The goal of the mini-ethnography is to capture this child or family member’s perception of their world
and the illnesses’ role in that world. Your goal is to engage the interviewee in a focused discussion of
what it means to be a child or the parent of a child with a particular illness.
The interview process is open-ended and emphasizes asking questions that elicit rich detail. Toward
this end,
Develop an interview guide to focus the discussion. Feedback will be given on your interview guide if
you choose to turn it in for review one week prior to your interview. If you choose to have your guide
reviewed, please provide a few sentences about the person you are interviewing and the condition or
experience about which you will be interviewing them.
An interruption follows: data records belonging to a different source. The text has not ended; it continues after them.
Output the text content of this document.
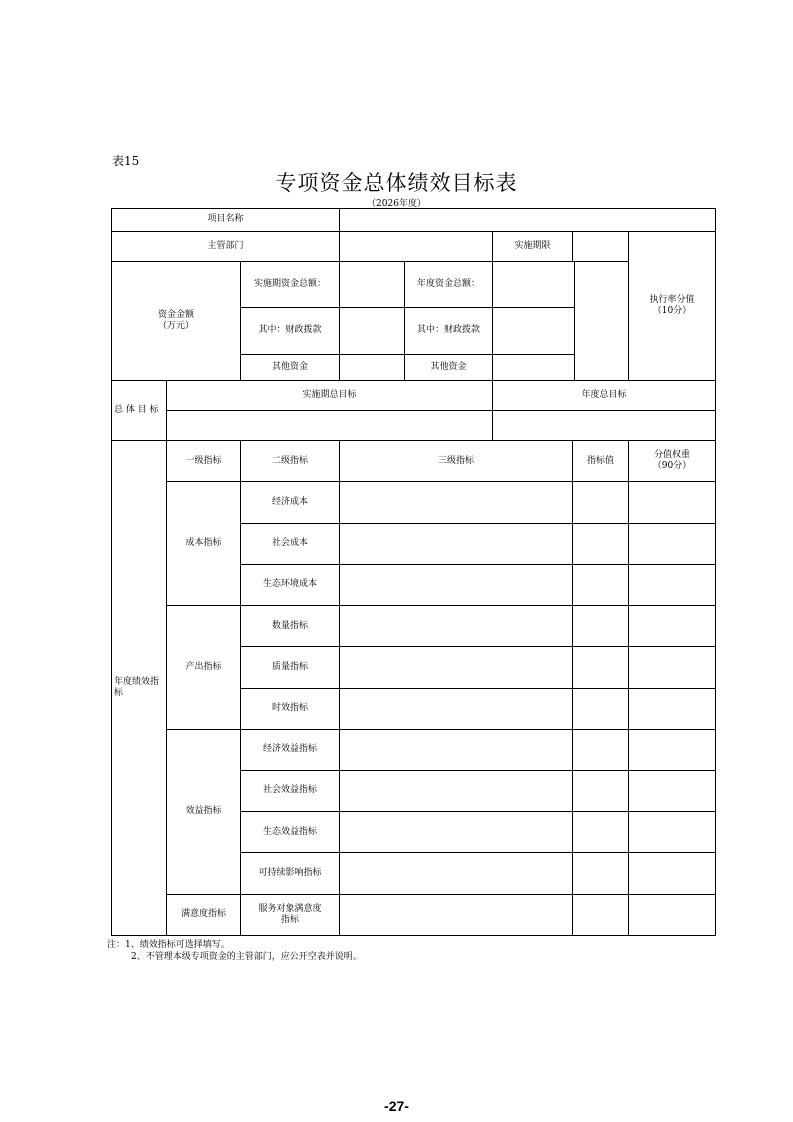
表15
专项资金总体绩效目标表
（2026年度）
项目名称							
主管部门					实施期限		执行率分值
（10分）

资金金额
（万元）		实施期资金总额：		年度资金总额：			
		其中：财政拨款		其中：财政拨款			
		其他资金		其他资金			
总 体 目 标	实施期总目标				年度总目标		

年度绩效指标	一级指标	二级指标	三级指标			指标值	分值权重
（90分）

	成本指标	经济成本					
		社会成本					
		生态环境成本					
	产出指标	数量指标					
		质量指标					
		时效指标					
	效益指标	经济效益指标					
		社会效益指标					
		生态效益指标					
		可持续影响指标					
	满意度指标	服务对象满意度
指标					

注：1、绩效指标可选择填写。
2、不管理本级专项资金的主管部门，应公开空表并说明。
-27-
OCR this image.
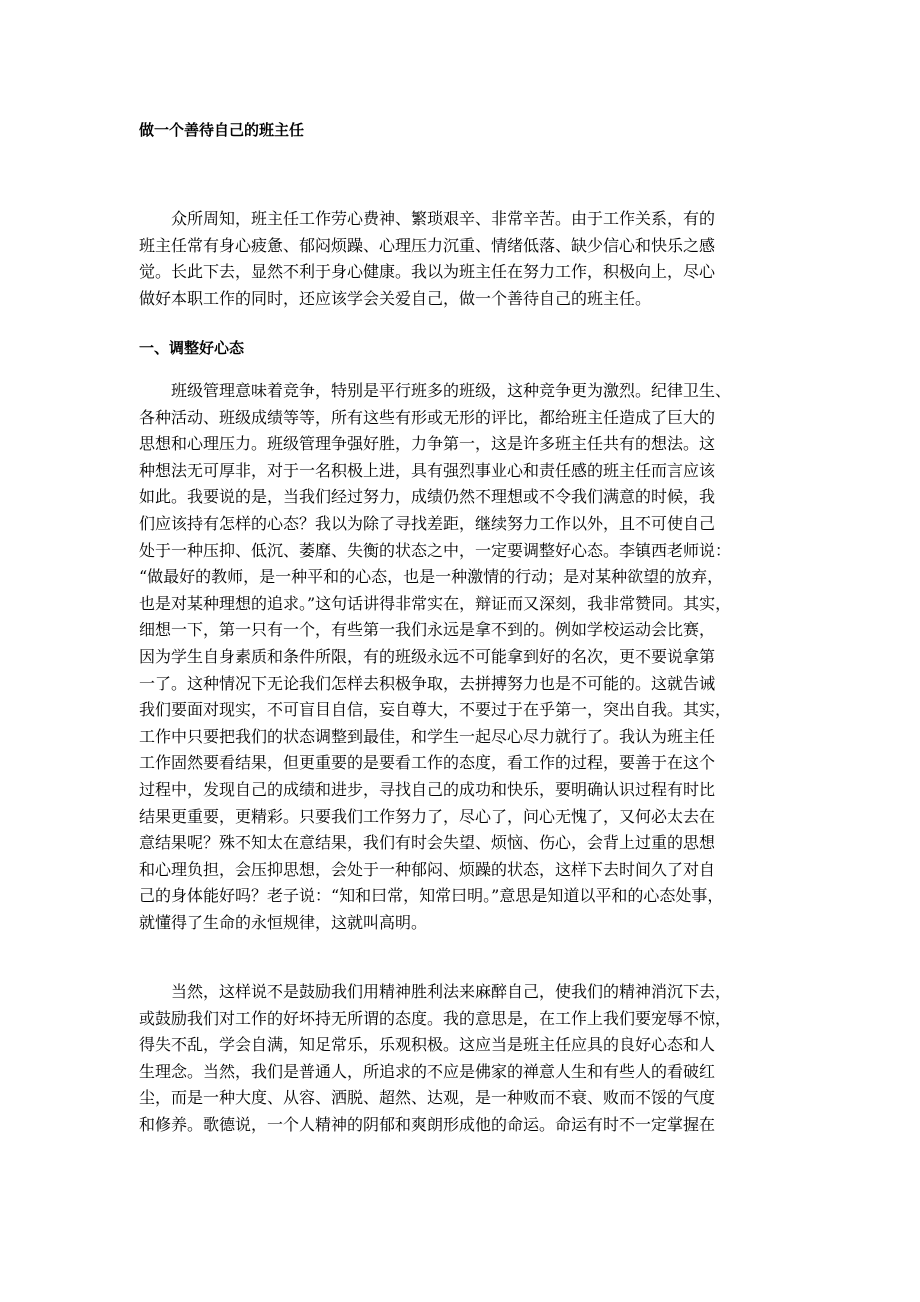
做一个善待自己的班主任
众所周知，班主任工作劳心费神、繁琐艰辛、非常辛苦。由于工作关系，有的
班主任常有身心疲惫、郁闷烦躁、心理压力沉重、情绪低落、缺少信心和快乐之感
觉。长此下去，显然不利于身心健康。我以为班主任在努力工作，积极向上，尽心
做好本职工作的同时，还应该学会关爱自己，做一个善待自己的班主任。
一、调整好心态
班级管理意味着竞争，特别是平行班多的班级，这种竞争更为激烈。纪律卫生、
各种活动、班级成绩等等，所有这些有形或无形的评比，都给班主任造成了巨大的
思想和心理压力。班级管理争强好胜，力争第一，这是许多班主任共有的想法。这
种想法无可厚非，对于一名积极上进，具有强烈事业心和责任感的班主任而言应该
如此。我要说的是，当我们经过努力，成绩仍然不理想或不令我们满意的时候，我
们应该持有怎样的心态？我以为除了寻找差距，继续努力工作以外，且不可使自己
处于一种压抑、低沉、萎靡、失衡的状态之中，一定要调整好心态。李镇西老师说：
“做最好的教师，是一种平和的心态，也是一种激情的行动；是对某种欲望的放弃，
也是对某种理想的追求。”这句话讲得非常实在，辩证而又深刻，我非常赞同。其实，
细想一下，第一只有一个，有些第一我们永远是拿不到的。例如学校运动会比赛，
因为学生自身素质和条件所限，有的班级永远不可能拿到好的名次，更不要说拿第
一了。这种情况下无论我们怎样去积极争取，去拼搏努力也是不可能的。这就告诫
我们要面对现实，不可盲目自信，妄自尊大，不要过于在乎第一，突出自我。其实，
工作中只要把我们的状态调整到最佳，和学生一起尽心尽力就行了。我认为班主任
工作固然要看结果，但更重要的是要看工作的态度，看工作的过程，要善于在这个
过程中，发现自己的成绩和进步，寻找自己的成功和快乐，要明确认识过程有时比
结果更重要，更精彩。只要我们工作努力了，尽心了，问心无愧了，又何必太去在
意结果呢？殊不知太在意结果，我们有时会失望、烦恼、伤心，会背上过重的思想
和心理负担，会压抑思想，会处于一种郁闷、烦躁的状态，这样下去时间久了对自
己的身体能好吗？老子说：“知和曰常，知常曰明。”意思是知道以平和的心态处事，
就懂得了生命的永恒规律，这就叫高明。
当然，这样说不是鼓励我们用精神胜利法来麻醉自己，使我们的精神消沉下去，
或鼓励我们对工作的好坏持无所谓的态度。我的意思是，在工作上我们要宠辱不惊，
得失不乱，学会自满，知足常乐，乐观积极。这应当是班主任应具的良好心态和人
生理念。当然，我们是普通人，所追求的不应是佛家的禅意人生和有些人的看破红
尘，而是一种大度、从容、洒脱、超然、达观，是一种败而不衰、败而不馁的气度
和修养。歌德说，一个人精神的阴郁和爽朗形成他的命运。命运有时不一定掌握在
The guide should contain a list of broad topic
areas you want to cover. Some useful strategies for formulating questions and conducting an in-depth
interview include:
1) Explain the purpose of the interview and assure confidentiality.
2) Use descriptive questions and encourage vivid detail – probe by asking follow-up questions about
the sequence of events, the locations, who else was there and what were they doing.
3) Avoid evaluative questions: What kinds of things does your family do together versus how do you
get along with your family.
4) Begin broad and focus more narrowly.
5) Check to make sure you understand the meaning behind what is being said. Ask them to explain
language you don’t understand. Restate what they have said to make sure you are clear on what
they mean.
6) Give permission to discuss difficult areas or NOT if preferred.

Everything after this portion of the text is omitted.